O DDGS, coproduto do etanol de milho, teve sua exportação viabilizada a partir de uma demanda apresentada pela União Nacional do Etanol de Milho (Unem) para abertura do mercado chinês. Após a conclusão das tratativas sanitárias entre Brasil e China, o acesso foi autorizado em maio de 2025. Já em novembro do mesmo ano, os primeiros estabelecimentos brasileiros foram habilitados a exportar DDG/DDGS ao país asiático.

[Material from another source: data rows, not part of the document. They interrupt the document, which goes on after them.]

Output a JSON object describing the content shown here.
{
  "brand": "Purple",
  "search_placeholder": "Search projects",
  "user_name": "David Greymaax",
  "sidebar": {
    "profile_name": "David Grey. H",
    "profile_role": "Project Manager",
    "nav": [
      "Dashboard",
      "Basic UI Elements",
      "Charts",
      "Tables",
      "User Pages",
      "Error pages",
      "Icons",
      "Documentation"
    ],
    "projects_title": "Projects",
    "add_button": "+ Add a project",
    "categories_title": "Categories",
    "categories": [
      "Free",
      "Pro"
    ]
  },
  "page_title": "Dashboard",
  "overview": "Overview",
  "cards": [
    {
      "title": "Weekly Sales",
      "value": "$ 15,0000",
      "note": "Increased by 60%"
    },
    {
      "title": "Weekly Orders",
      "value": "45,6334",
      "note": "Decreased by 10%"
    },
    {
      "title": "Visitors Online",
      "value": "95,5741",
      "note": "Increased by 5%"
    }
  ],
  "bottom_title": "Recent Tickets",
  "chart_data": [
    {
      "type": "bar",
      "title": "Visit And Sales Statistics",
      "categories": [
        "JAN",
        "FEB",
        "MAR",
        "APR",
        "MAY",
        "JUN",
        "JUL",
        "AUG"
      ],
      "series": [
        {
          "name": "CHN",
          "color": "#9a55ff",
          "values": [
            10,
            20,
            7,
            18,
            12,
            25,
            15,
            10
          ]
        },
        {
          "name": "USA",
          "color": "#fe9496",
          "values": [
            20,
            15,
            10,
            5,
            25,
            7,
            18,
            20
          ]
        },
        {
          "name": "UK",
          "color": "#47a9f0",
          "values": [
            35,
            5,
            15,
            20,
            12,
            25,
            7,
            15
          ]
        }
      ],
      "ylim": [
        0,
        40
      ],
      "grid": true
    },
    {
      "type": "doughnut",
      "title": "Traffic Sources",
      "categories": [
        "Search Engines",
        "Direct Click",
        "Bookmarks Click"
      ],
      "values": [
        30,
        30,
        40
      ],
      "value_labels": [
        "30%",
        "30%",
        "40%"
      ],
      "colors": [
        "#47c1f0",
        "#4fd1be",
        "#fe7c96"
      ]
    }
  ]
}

Como resultado desse processo, o primeiro navio com 62 mil toneladas do produto chegou ao porto de Nansha, em Guangzhou, no sul da China. O embarque representa um passo importante para a cadeia do etanol de milho no Brasil, ao abrir espaço para a comercialização internacional de um coproduto com forte potencial de demanda na nutrição animal.
Já o envio da primeira carga de farinha de vísceras de aves, utilizada principalmente na alimentação animal, decorre da abertura do mercado chinês concretizada em abril de 2023, a partir de demanda apresentada pela Associação Brasileira de Reciclagem Animal (Abra). A operação amplia as oportunidades para a indústria nacional ligada à reciclagem animal e fortalece um segmento com potencial de expansão nas exportações.
As iniciativas evidenciam como a atuação conjunta entre governo e setor produtivo pode se transformar em novas frentes de comércio exterior, criando oportunidades para diferentes cadeias do agronegócio e ampliando a presença brasileira em mercados estratégicos.
Com cerca de 1,4 bilhão de habitantes, a China segue como o principal destino das exportações do agronegócio brasileiro. Em 2025, o país asiático importou mais de US$ 55,3 bilhões em produtos agropecuários do Brasil, o equivalente a 32,7% do total exportado pelo setor, consolidando sua relevância para a balança comercial do agro nacional.